Talk
Probabilistic limit theorems for the periodic Lorentz gas and for the geodesic flow on a Z^d-cover of a negatively curved compact surface
Talk by Prof. Dr. Françoise Pène
Speaker invited by: Prof. Dr. Corinna Ulcigrai
Date: 20.11.23 Time: 15.00 - 16.00 Room: Y27H25
The two models mentioned in the title are natural examples of dynamical systems preserving an infinite measure. Because of their periodicity, they can be represented by a Z^d-extension over a chaotic probability preserving dynamical system (resp. Sinai billiard, geodesic flow on a compact surface). Thus, their ergodic properties are closely related to those of the underlying probability preserving chaotic system (studied namely by Sinai, Bunimovich, Chernov, Young, Ratner, Pesin, etc.) and in particular with the local limit theorem established by resp. Domokos Szász and Tamás Varjú and Yves Guivarc'h and J. Hardy.
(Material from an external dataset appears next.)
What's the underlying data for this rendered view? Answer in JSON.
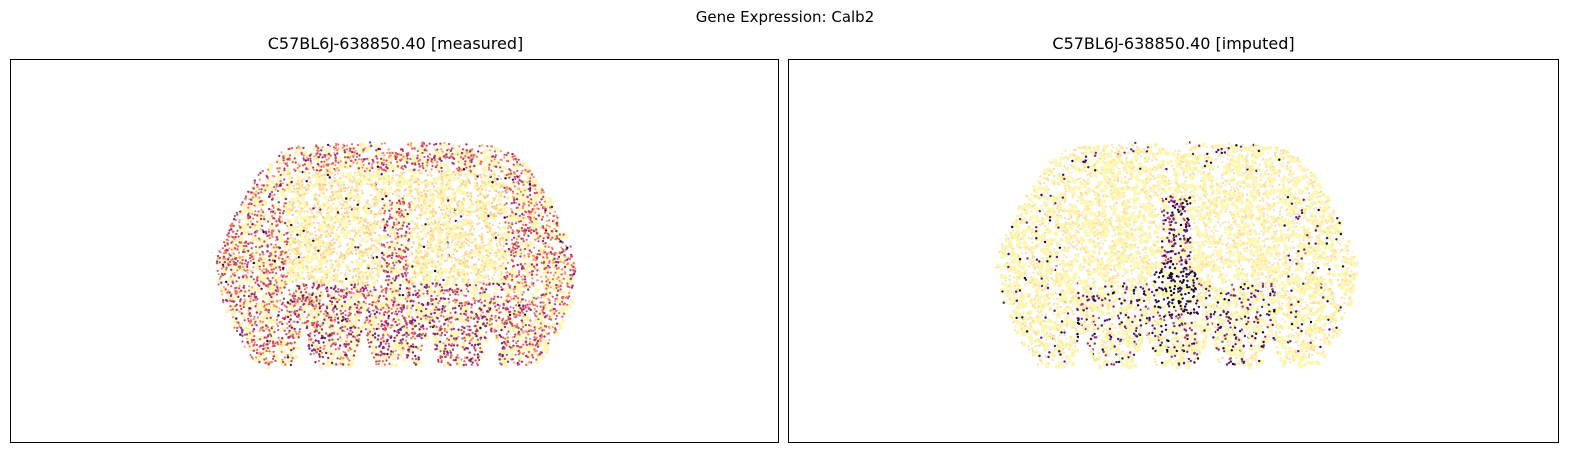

When the horizon is finite, the free flight is bounded, and powerful tools can be used to establish many strong results, such as quantitative recurrence results, expansions in mixing, limit theorems for Birkhoff sums, for pin-ball, for non-stationary Birkhoff sums and for solutions of perturbed differential equations (results in collaboration with Benoît Saussol, with Dima Dolgopyat and Péter Nándori, with Damien Thomine, results by Nasab Yassine and Maxence Phalempin). Finally we will also state results in the more difficult case of the Lorentz gas in infinite horizon (results in collaboration with Dalia Terhesiu, and also with Ian Melbourne).''